Вампир провел острым ногтем по кромке пера.
– Как повела себя сестра Хлоя, услышав твой смех?
– Ну, от радости скакать не стала. Правда, я тогда так напился, что мне было плевать.
Хлоя смотрела со смесью жалости и гнева во взгляде, как я катаюсь по полу «Идеального мужа» и хохочу так, словно она – придворный шут самого императора Александра.
Тогда к нам, пряча руки в рукава рясы, подошел старый священник-зюдхеймец. Его морщинистая кожа, темная, как сумерки, напоминала скорлупу грецкого ореха. На шее у него висел символ Спасителя, колесо – идеальный круг из чистого серебра. В те ночи он стоил целого состояния.
– Все хорошо, сестра Хлоя? – спросил он, глядя на меня с недоумением.
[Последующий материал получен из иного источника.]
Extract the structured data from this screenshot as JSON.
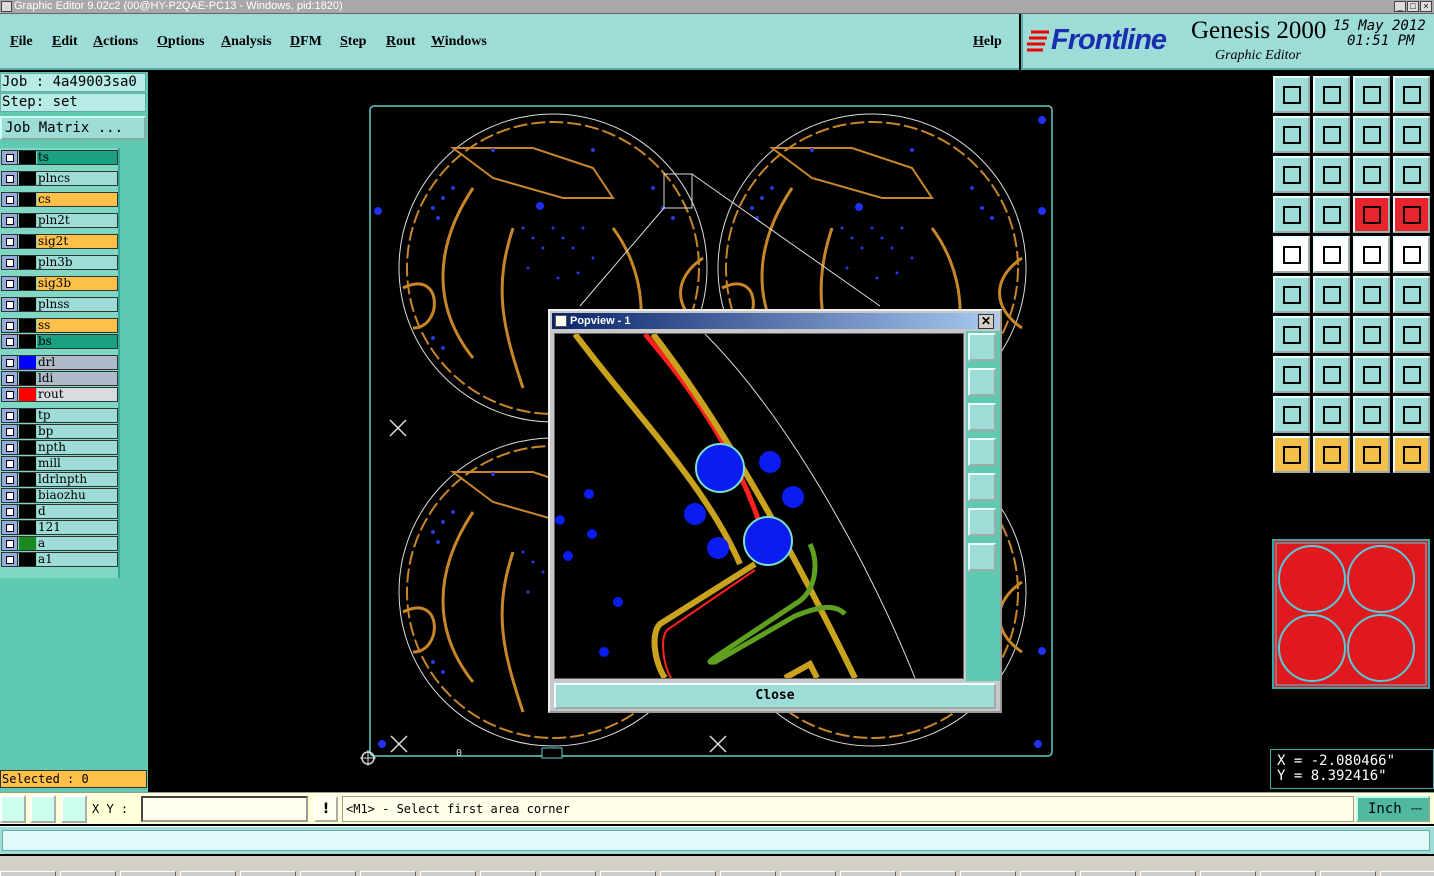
{
  "window": {
    "title": "Graphic Editor 9.02c2 (00@HY-P2QAE-PC13 - Windows, pid:1820)"
  },
  "menu": {
    "items": [
      "File",
      "Edit",
      "Actions",
      "Options",
      "Analysis",
      "DFM",
      "Step",
      "Rout",
      "Windows"
    ],
    "help": "Help"
  },
  "brand": {
    "logo": "Frontline",
    "product": "Genesis 2000",
    "subtitle": "Graphic Editor",
    "date": "15 May 2012",
    "time": "01:51 PM"
  },
  "job": {
    "job_label": "Job : 4a49003sa0",
    "step_label": "Step: set",
    "matrix_button": "Job Matrix ..."
  },
  "layers": [
    {
      "name": "ts",
      "color": "#000000",
      "bg": "#1aa082"
    },
    {
      "name": "plncs",
      "color": "#000000",
      "bg": "#9edcd8"
    },
    {
      "name": "cs",
      "color": "#000000",
      "bg": "#ffc04a"
    },
    {
      "name": "pln2t",
      "color": "#000000",
      "bg": "#9edcd8"
    },
    {
      "name": "sig2t",
      "color": "#000000",
      "bg": "#ffc04a"
    },
    {
      "name": "pln3b",
      "color": "#000000",
      "bg": "#9edcd8"
    },
    {
      "name": "sig3b",
      "color": "#000000",
      "bg": "#ffc04a"
    },
    {
      "name": "plnss",
      "color": "#000000",
      "bg": "#9edcd8"
    },
    {
      "name": "ss",
      "color": "#000000",
      "bg": "#ffc04a"
    },
    {
      "name": "bs",
      "color": "#000000",
      "bg": "#1aa082"
    },
    {
      "name": "drl",
      "color": "#0000ff",
      "bg": "#aebac8"
    },
    {
      "name": "ldi",
      "color": "#000000",
      "bg": "#aebac8"
    },
    {
      "name": "rout",
      "color": "#ff0000",
      "bg": "#d8dce0"
    },
    {
      "name": "tp",
      "color": "#000000",
      "bg": "#9edcd8"
    },
    {
      "name": "bp",
      "color": "#000000",
      "bg": "#9edcd8"
    },
    {
      "name": "npth",
      "color": "#000000",
      "bg": "#9edcd8"
    },
    {
      "name": "mill",
      "color": "#000000",
      "bg": "#9edcd8"
    },
    {
      "name": "ldrlnpth",
      "color": "#000000",
      "bg": "#9edcd8"
    },
    {
      "name": "biaozhu",
      "color": "#000000",
      "bg": "#9edcd8"
    },
    {
      "name": "d",
      "color": "#000000",
      "bg": "#9edcd8"
    },
    {
      "name": "121",
      "color": "#000000",
      "bg": "#9edcd8"
    },
    {
      "name": "a",
      "color": "#1a8a20",
      "bg": "#9edcd8"
    },
    {
      "name": "a1",
      "color": "#000000",
      "bg": "#9edcd8"
    }
  ],
  "selected": "Selected : 0",
  "canvas": {
    "origin_label": "0"
  },
  "popview": {
    "title": "Popview - 1",
    "close_x": "✕",
    "close_button": "Close"
  },
  "coords": {
    "x": "X = -2.080466\"",
    "y": "Y = 8.392416\""
  },
  "cmd": {
    "xy_label": "X Y :",
    "xy_value": "",
    "bang": "!",
    "prompt": "<M1> - Select first area corner",
    "unit": "Inch"
  },
  "icons": [
    "open-icon",
    "save-icon",
    "home-icon",
    "window-icon",
    "prev-icon",
    "next-icon",
    "undo-icon",
    "redo-icon",
    "zoom-fit-icon",
    "zoom-center-icon",
    "zoom-ratio-icon",
    "help-icon",
    "measure-icon",
    "snap-icon",
    "layer-icon",
    "layer2-icon",
    "pad-icon",
    "slash-icon",
    "ruler-icon",
    "circle-icon",
    "network-icon",
    "cross-icon",
    "arc-icon",
    "arc2-icon",
    "line-icon",
    "line2-icon",
    "rotate-icon",
    "mirror-icon",
    "move-icon",
    "minus-icon",
    "resize-icon",
    "duplicate-icon",
    "triangle-icon",
    "triangle2-icon",
    "triangle3-icon",
    "triangle4-icon",
    "pointer-icon",
    "pointer2-icon",
    "pointer3-icon",
    "tree-icon"
  ],
  "colors": {
    "panel": "#9edcd8",
    "panel_dark": "#5fc9b2",
    "accent_red": "#e8242c",
    "accent_yellow": "#ffc04a",
    "board_outline": "#6cc"
  }
}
– О, даже лучше, чем просто хорошо, отче, – просмеялся я, смахивая слезы. – Вы разве не знаете, что наша Хлоя отыскала ответ?
– Попридержи язык, Габриэль, – пробормотала сестра.
– Она знает, как оборвать эту сраную бесконечную ночь, никак не меньше!
– Закрой рот! – приказала Хлоя, пнув меня в голень.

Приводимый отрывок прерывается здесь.